Wildlife trafficking globally ranks as one of the top five most profitable criminal enterprises there are.
Simply put, poaching is big money.
And that kind of activity doesn’t even take into account the other poaching that goes on: the cases where a criminal kills a big buck for bragging rights, or those that are what the Pennsylvania Game Commission calls “thrill kills,” where deer and other species are shot and left to lay just for the fun of it.
Law enforcement officers put a lot of effort in to stopping poaching.

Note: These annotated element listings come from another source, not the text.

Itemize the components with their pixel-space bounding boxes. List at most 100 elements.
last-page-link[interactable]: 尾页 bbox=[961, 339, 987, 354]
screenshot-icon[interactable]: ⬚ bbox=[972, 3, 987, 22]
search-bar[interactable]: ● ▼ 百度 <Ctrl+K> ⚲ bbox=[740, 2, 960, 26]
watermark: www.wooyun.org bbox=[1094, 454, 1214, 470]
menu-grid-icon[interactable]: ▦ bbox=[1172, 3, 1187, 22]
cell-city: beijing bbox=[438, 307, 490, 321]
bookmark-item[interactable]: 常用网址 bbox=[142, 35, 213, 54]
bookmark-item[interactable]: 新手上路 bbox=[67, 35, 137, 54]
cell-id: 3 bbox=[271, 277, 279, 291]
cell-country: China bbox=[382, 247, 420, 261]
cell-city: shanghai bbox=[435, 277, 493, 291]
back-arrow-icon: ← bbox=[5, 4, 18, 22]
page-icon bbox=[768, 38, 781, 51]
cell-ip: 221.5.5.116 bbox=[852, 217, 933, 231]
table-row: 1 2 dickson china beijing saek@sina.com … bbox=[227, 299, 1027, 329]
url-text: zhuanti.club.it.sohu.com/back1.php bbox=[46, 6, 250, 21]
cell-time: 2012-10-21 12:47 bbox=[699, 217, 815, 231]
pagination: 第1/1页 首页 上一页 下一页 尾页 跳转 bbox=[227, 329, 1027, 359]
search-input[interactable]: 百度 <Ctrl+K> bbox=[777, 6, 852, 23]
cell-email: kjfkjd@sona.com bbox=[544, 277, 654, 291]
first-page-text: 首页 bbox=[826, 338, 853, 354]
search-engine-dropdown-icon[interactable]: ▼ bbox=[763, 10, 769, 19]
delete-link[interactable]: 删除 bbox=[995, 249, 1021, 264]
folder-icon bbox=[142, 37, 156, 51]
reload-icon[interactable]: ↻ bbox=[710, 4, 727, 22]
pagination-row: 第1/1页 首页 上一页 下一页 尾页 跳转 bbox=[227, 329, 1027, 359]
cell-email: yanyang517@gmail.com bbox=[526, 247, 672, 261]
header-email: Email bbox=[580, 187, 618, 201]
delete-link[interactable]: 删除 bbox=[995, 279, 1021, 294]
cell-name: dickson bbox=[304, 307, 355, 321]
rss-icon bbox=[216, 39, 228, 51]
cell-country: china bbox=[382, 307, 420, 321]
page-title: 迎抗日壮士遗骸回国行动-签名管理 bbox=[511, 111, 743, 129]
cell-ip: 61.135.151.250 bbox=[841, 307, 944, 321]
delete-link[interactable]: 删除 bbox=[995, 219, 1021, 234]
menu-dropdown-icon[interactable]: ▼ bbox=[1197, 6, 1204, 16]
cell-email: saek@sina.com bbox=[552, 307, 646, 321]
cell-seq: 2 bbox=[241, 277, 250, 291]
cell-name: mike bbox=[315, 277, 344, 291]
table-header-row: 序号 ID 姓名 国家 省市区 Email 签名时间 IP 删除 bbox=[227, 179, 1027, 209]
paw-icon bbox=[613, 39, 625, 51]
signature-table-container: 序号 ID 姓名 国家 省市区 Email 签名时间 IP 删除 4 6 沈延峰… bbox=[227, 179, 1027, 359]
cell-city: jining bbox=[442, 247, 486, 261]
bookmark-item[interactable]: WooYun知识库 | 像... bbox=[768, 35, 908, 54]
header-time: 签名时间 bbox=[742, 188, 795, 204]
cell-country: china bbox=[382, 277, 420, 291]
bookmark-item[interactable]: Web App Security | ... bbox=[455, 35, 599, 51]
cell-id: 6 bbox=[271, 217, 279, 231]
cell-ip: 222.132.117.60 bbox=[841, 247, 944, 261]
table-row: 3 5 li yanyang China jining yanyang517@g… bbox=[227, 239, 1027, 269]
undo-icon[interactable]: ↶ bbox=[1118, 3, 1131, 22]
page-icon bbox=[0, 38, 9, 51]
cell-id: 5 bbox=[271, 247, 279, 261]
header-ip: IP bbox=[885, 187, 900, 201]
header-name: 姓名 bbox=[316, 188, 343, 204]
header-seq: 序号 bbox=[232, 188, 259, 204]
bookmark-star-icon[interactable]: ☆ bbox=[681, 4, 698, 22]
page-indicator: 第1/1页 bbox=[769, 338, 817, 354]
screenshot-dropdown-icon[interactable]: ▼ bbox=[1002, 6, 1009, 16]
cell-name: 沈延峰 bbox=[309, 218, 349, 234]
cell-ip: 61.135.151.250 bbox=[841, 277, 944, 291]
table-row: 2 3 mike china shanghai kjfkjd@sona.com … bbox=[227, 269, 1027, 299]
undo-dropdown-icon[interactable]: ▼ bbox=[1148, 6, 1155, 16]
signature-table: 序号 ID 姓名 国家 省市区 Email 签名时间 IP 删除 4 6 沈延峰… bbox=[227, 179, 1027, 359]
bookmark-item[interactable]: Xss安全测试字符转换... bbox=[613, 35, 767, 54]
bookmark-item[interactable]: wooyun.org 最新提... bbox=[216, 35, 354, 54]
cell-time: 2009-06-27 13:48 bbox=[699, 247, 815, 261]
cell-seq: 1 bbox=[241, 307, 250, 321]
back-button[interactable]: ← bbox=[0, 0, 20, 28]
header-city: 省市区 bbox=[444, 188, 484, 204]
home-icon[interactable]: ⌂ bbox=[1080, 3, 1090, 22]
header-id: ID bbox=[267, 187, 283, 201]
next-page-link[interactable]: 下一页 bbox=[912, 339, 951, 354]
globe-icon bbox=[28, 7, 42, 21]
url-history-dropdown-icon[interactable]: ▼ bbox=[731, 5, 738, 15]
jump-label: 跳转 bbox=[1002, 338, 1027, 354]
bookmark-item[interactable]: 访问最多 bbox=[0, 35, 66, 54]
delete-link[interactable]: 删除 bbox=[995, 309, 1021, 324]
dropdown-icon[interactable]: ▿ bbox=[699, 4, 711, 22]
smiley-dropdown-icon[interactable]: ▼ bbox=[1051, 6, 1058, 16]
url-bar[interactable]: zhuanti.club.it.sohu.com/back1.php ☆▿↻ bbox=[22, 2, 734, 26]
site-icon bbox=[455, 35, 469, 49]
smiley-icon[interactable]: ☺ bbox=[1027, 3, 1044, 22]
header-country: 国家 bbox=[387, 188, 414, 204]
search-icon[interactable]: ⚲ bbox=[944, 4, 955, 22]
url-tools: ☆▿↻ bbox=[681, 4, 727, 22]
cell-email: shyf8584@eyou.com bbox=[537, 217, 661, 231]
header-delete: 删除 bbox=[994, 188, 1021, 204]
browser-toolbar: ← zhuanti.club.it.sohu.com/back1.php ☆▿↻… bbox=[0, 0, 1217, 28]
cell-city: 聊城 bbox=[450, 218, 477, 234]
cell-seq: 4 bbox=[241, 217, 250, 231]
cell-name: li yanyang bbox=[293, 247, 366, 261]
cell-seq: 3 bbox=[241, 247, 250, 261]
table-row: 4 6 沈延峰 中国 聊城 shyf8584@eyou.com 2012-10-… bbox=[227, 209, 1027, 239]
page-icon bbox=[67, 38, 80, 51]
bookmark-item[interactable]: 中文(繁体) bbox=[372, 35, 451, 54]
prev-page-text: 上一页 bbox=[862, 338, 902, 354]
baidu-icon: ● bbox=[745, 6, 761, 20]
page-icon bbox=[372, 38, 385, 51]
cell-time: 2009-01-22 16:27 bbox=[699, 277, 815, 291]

They often call on the public for help.
The Boone and Crockett Club and Leopold are funding research into whether there’s a way to make those efforts more efficient.
Called “Poach and Pay,” the project is being led by Vickie Edwards, a Boone and Crockett measurer and former wildlife biologist with Montana Fish, Wildlife and Parks. She will conduct in-depth interviews with every state wildlife agency and their enforcement divisions.
Her goal is to identify what is and is not working in the fight against poachers, which state agencies are already utilizing the Boone and Crockett Club’s official scoring system to assess higher fines for the poaching of a trophy animal, and whether those higher fines are a deterrent to poaching.
Now is the time for such a project, according to Boone and Crockett, “especially with the value of trophy animals on the rise and advancements in technology which give poachers an advantage over wildlife resources and enforcement actions.”
“Our hunting heritage is at risk every time an animal is poached and it is time to get serious about dealing with this on-going problem,” said Leupold’s president and CEO, Bruce Pettet.
Hunters are on board, the Club said. A survey conducted by “Poach and Pay” researchers found that 92.6 percent support higher fines for poaching big game in general, and 88 percent favor of even higher fines for poaching trophy big game.
“Poach and Pay” researchers will survey enforcement officers from every state wildlife agency and publish their findings and recommendations in a report to be distributed to state agency directors. It’s to be published by summer 2017.